En un contundente despliegue militar, Estados Unidos realizó el sábado ataques a gran escala dirigidos contra el grupo Estado Islámico en diversas zonas de Siria. El Ejército norteamericano confirmó que estas operaciones forman parte de la Operación Ojo de Halcón, lanzada a raíz de un ataque mortal en Palmira que dejó a tres ciudadanos estadounidenses y a miembros de las fuerzas sirias fallecidos, lo que ha incrementado las tensiones en la región.

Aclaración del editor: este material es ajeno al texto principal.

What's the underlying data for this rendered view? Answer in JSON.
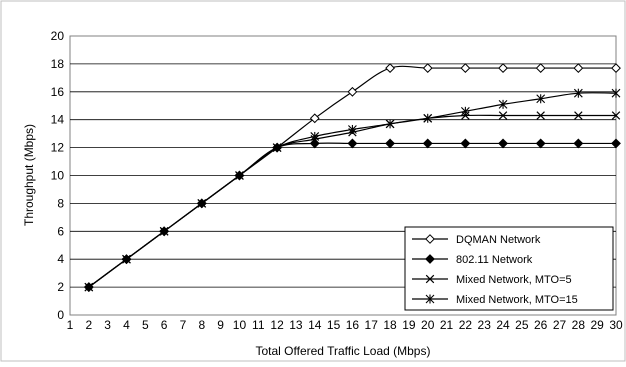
{
  "chart_data": {
    "type": "line",
    "title": "",
    "xlabel": "Total Offered Traffic Load (Mbps)",
    "ylabel": "Throughput (Mbps)",
    "xlim": [
      1,
      30
    ],
    "ylim": [
      0,
      20
    ],
    "x_ticks": [
      1,
      2,
      3,
      4,
      5,
      6,
      7,
      8,
      9,
      10,
      11,
      12,
      13,
      14,
      15,
      16,
      17,
      18,
      19,
      20,
      21,
      22,
      23,
      24,
      25,
      26,
      27,
      28,
      29,
      30
    ],
    "y_ticks": [
      0,
      2,
      4,
      6,
      8,
      10,
      12,
      14,
      16,
      18,
      20
    ],
    "grid": "horizontal",
    "legend_position": "bottom-right",
    "series": [
      {
        "name": "DQMAN Network",
        "marker": "diamond-open",
        "x": [
          2,
          4,
          6,
          8,
          10,
          12,
          14,
          16,
          18,
          20,
          22,
          24,
          26,
          28,
          30
        ],
        "y": [
          2,
          4,
          6,
          8,
          10,
          12,
          14.1,
          16,
          17.7,
          17.7,
          17.7,
          17.7,
          17.7,
          17.7,
          17.7
        ]
      },
      {
        "name": "802.11 Network",
        "marker": "diamond-filled",
        "x": [
          2,
          4,
          6,
          8,
          10,
          12,
          14,
          16,
          18,
          20,
          22,
          24,
          26,
          28,
          30
        ],
        "y": [
          2,
          4,
          6,
          8,
          10,
          12,
          12.3,
          12.3,
          12.3,
          12.3,
          12.3,
          12.3,
          12.3,
          12.3,
          12.3
        ]
      },
      {
        "name": "Mixed Network, MTO=5",
        "marker": "x",
        "x": [
          2,
          4,
          6,
          8,
          10,
          12,
          14,
          16,
          18,
          20,
          22,
          24,
          26,
          28,
          30
        ],
        "y": [
          2,
          4,
          6,
          8,
          10,
          12,
          12.6,
          13.1,
          13.7,
          14.1,
          14.3,
          14.3,
          14.3,
          14.3,
          14.3
        ]
      },
      {
        "name": "Mixed Network, MTO=15",
        "marker": "asterisk",
        "x": [
          2,
          4,
          6,
          8,
          10,
          12,
          14,
          16,
          18,
          20,
          22,
          24,
          26,
          28,
          30
        ],
        "y": [
          2,
          4,
          6,
          8,
          10,
          12,
          12.8,
          13.3,
          13.7,
          14.1,
          14.6,
          15.1,
          15.5,
          15.9,
          15.9
        ]
      }
    ]
  }
}
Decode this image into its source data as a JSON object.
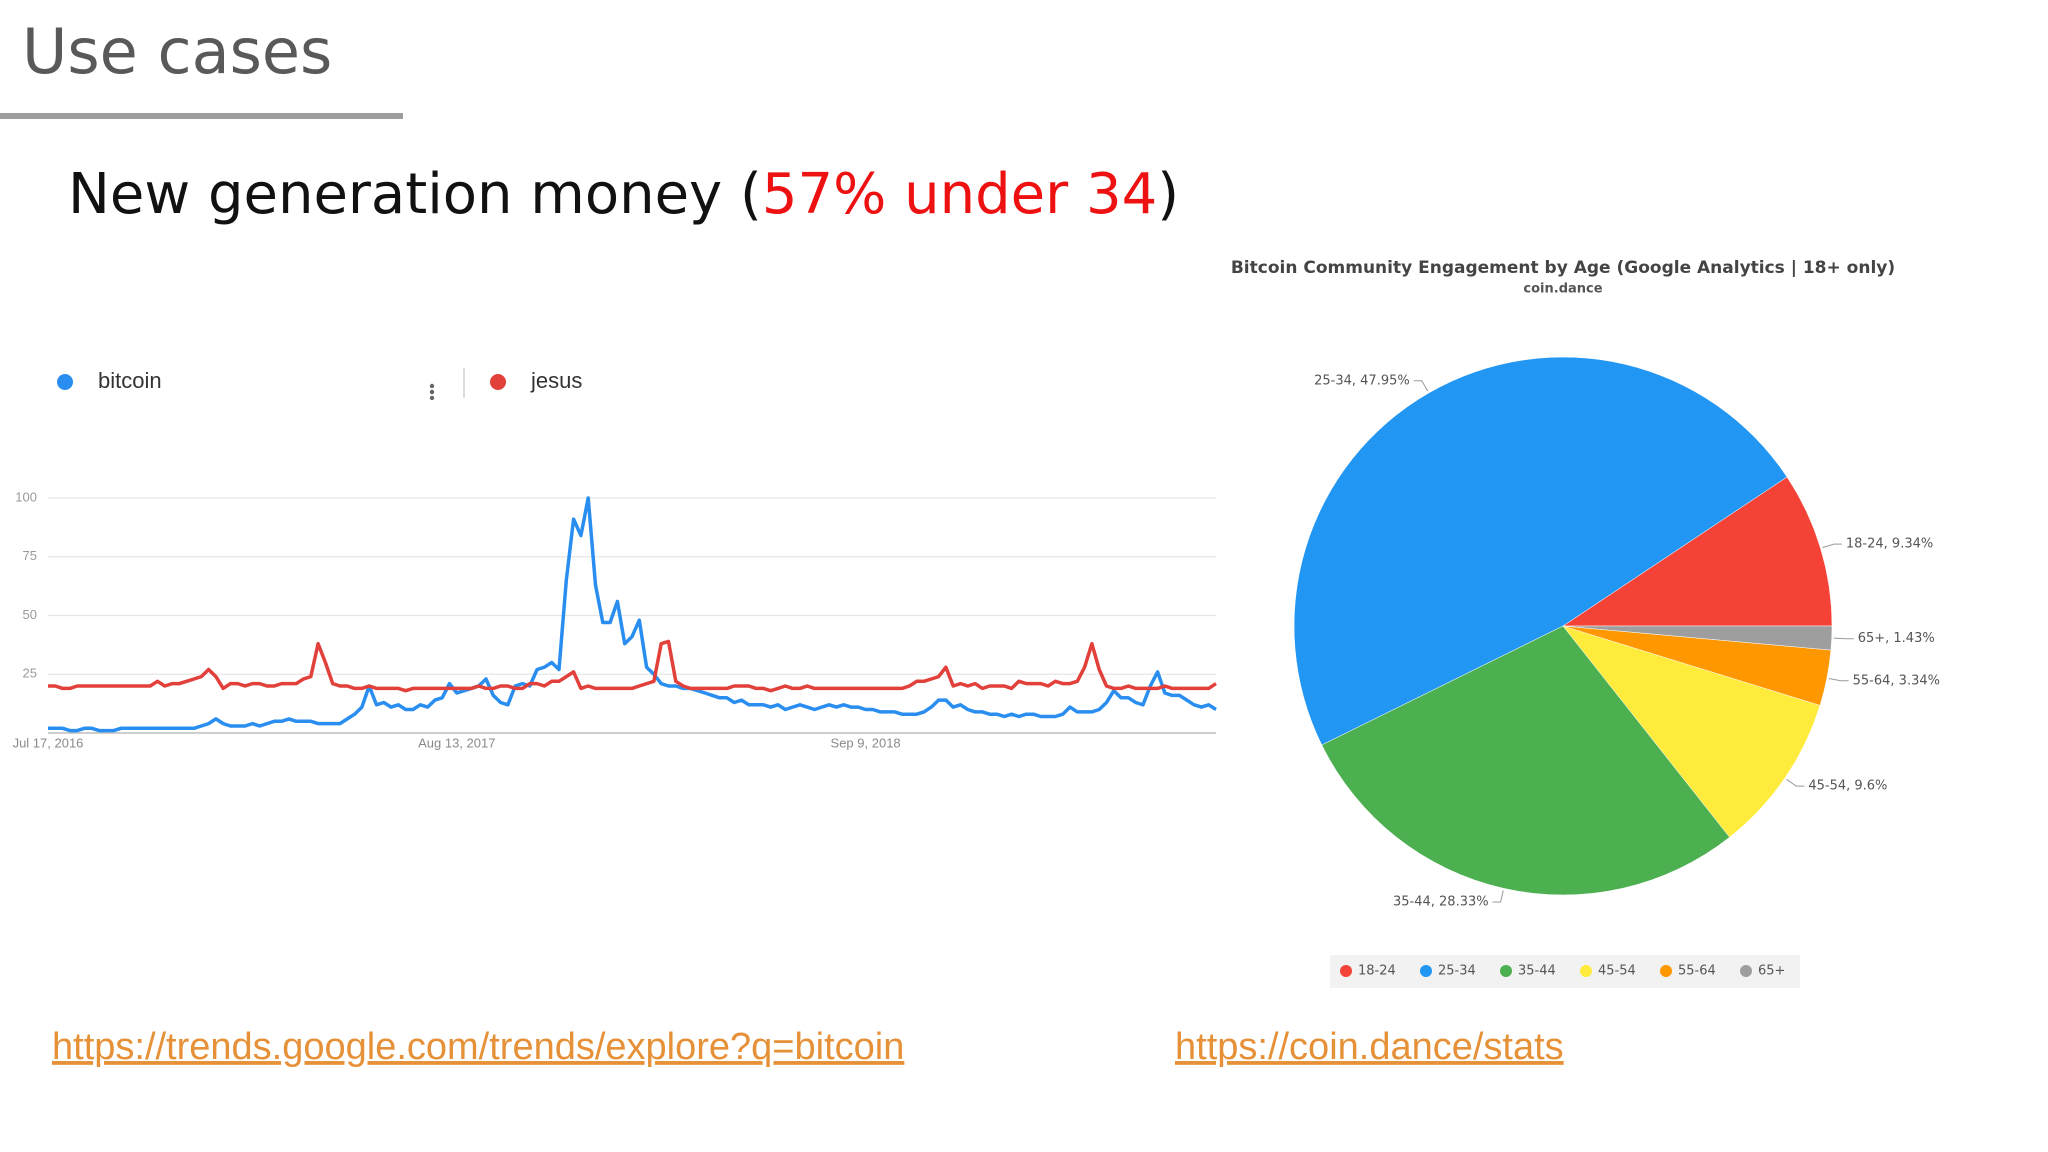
{
  "slide": {
    "title": "Use cases",
    "subtitle": {
      "text": "New generation money (",
      "highlight": "57% under 34",
      "end": ")"
    },
    "links": [
      "https://trends.google.com/trends/explore?q=bitcoin",
      "https://coin.dance/stats"
    ]
  },
  "chart_data": [
    {
      "type": "line",
      "categories": [
        "Jul 17, 2016",
        null,
        null,
        null,
        null,
        null,
        null,
        null,
        null,
        null,
        null,
        null,
        null,
        null,
        null,
        null,
        null,
        null,
        null,
        null,
        null,
        null,
        null,
        null,
        null,
        null,
        null,
        null,
        null,
        null,
        null,
        null,
        null,
        null,
        null,
        null,
        null,
        null,
        null,
        null,
        null,
        null,
        null,
        null,
        null,
        null,
        null,
        null,
        null,
        null,
        null,
        null,
        null,
        null,
        null,
        null,
        "Aug 13, 2017",
        null,
        null,
        null,
        null,
        null,
        null,
        null,
        null,
        null,
        null,
        null,
        null,
        null,
        null,
        null,
        null,
        null,
        null,
        null,
        null,
        null,
        null,
        null,
        null,
        null,
        null,
        null,
        null,
        null,
        null,
        null,
        null,
        null,
        null,
        null,
        null,
        null,
        null,
        null,
        null,
        null,
        null,
        null,
        null,
        null,
        null,
        null,
        null,
        null,
        null,
        null,
        null,
        null,
        null,
        null,
        "Sep 9, 2018",
        null,
        null,
        null,
        null,
        null,
        null,
        null,
        null,
        null,
        null,
        null,
        null,
        null,
        null,
        null,
        null,
        null,
        null,
        null,
        null,
        null,
        null,
        null,
        null,
        null,
        null,
        null,
        null,
        null,
        null,
        null,
        null,
        null,
        null,
        null,
        null,
        null,
        null,
        null,
        null,
        null,
        null,
        null,
        null,
        null,
        null,
        null,
        null
      ],
      "series": [
        {
          "name": "bitcoin",
          "color": "#2a8ef0",
          "values": [
            2,
            2,
            2,
            1,
            1,
            2,
            2,
            1,
            1,
            1,
            2,
            2,
            2,
            2,
            2,
            2,
            2,
            2,
            2,
            2,
            2,
            3,
            4,
            6,
            4,
            3,
            3,
            3,
            4,
            3,
            4,
            5,
            5,
            6,
            5,
            5,
            5,
            4,
            4,
            4,
            4,
            6,
            8,
            11,
            20,
            12,
            13,
            11,
            12,
            10,
            10,
            12,
            11,
            14,
            15,
            21,
            17,
            18,
            19,
            20,
            23,
            16,
            13,
            12,
            20,
            21,
            20,
            27,
            28,
            30,
            27,
            65,
            91,
            84,
            100,
            63,
            47,
            47,
            56,
            38,
            41,
            48,
            28,
            25,
            21,
            20,
            20,
            19,
            19,
            18,
            17,
            16,
            15,
            15,
            13,
            14,
            12,
            12,
            12,
            11,
            12,
            10,
            11,
            12,
            11,
            10,
            11,
            12,
            11,
            12,
            11,
            11,
            10,
            10,
            9,
            9,
            9,
            8,
            8,
            8,
            9,
            11,
            14,
            14,
            11,
            12,
            10,
            9,
            9,
            8,
            8,
            7,
            8,
            7,
            8,
            8,
            7,
            7,
            7,
            8,
            11,
            9,
            9,
            9,
            10,
            13,
            18,
            15,
            15,
            13,
            12,
            20,
            26,
            17,
            16,
            16,
            14,
            12,
            11,
            12,
            10
          ]
        },
        {
          "name": "jesus",
          "color": "#e2403a",
          "values": [
            20,
            20,
            19,
            19,
            20,
            20,
            20,
            20,
            20,
            20,
            20,
            20,
            20,
            20,
            20,
            22,
            20,
            21,
            21,
            22,
            23,
            24,
            27,
            24,
            19,
            21,
            21,
            20,
            21,
            21,
            20,
            20,
            21,
            21,
            21,
            23,
            24,
            38,
            30,
            21,
            20,
            20,
            19,
            19,
            20,
            19,
            19,
            19,
            19,
            18,
            19,
            19,
            19,
            19,
            19,
            19,
            19,
            19,
            19,
            20,
            19,
            19,
            20,
            20,
            19,
            19,
            21,
            21,
            20,
            22,
            22,
            24,
            26,
            19,
            20,
            19,
            19,
            19,
            19,
            19,
            19,
            20,
            21,
            22,
            38,
            39,
            22,
            20,
            19,
            19,
            19,
            19,
            19,
            19,
            20,
            20,
            20,
            19,
            19,
            18,
            19,
            20,
            19,
            19,
            20,
            19,
            19,
            19,
            19,
            19,
            19,
            19,
            19,
            19,
            19,
            19,
            19,
            19,
            20,
            22,
            22,
            23,
            24,
            28,
            20,
            21,
            20,
            21,
            19,
            20,
            20,
            20,
            19,
            22,
            21,
            21,
            21,
            20,
            22,
            21,
            21,
            22,
            28,
            38,
            27,
            20,
            19,
            19,
            20,
            19,
            19,
            19,
            19,
            20,
            19,
            19,
            19,
            19,
            19,
            19,
            21
          ]
        }
      ],
      "ylim": [
        0,
        100
      ],
      "yticks": [
        25,
        50,
        75,
        100
      ],
      "grid": true
    },
    {
      "type": "pie",
      "title": "Bitcoin Community Engagement by Age (Google Analytics | 18+ only)",
      "subtitle": "coin.dance",
      "categories": [
        "18-24",
        "25-34",
        "35-44",
        "45-54",
        "55-64",
        "65+"
      ],
      "values": [
        9.34,
        47.95,
        28.33,
        9.6,
        3.34,
        1.43
      ],
      "value_labels": [
        "18-24, 9.34%",
        "25-34, 47.95%",
        "35-44, 28.33%",
        "45-54, 9.6%",
        "55-64, 3.34%",
        "65+, 1.43%"
      ],
      "colors": [
        "#f44336",
        "#2196f3",
        "#4caf50",
        "#ffeb3b",
        "#ff9800",
        "#9e9e9e"
      ]
    }
  ]
}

Estos bombardeos, que comenzaron en la tarde del sábado según el horario de la Costa Este de EE. UU., tienen como objetivo desmantelar las capacidades del grupo yihadista, impulsando así una respuesta decidida ante las amenazas a los combatientes estadounidenses y sus aliados en el terreno. El Mando Central de las Fuerzas Armadas advirtió que la campaña busca erradicar el terrorismo en la región y ha emitido un claro mensaje: aquellos que atenten contra sus tropas enfrentarán las consecuencias, sin importar dónde se encuentren.
La escalada en las operaciones se produce en un contexto de creciente presión sobre las autoridades locales y la Coalición Internacional, que también han intensificado su respuesta tras los recientes ataques. En este clima de conflicto, la situación en Siria sigue siendo volátil, mientras Estados Unidos reafirma su compromiso de proteger a sus fuerzas y mantener una postura firme contra el extremismo islámico.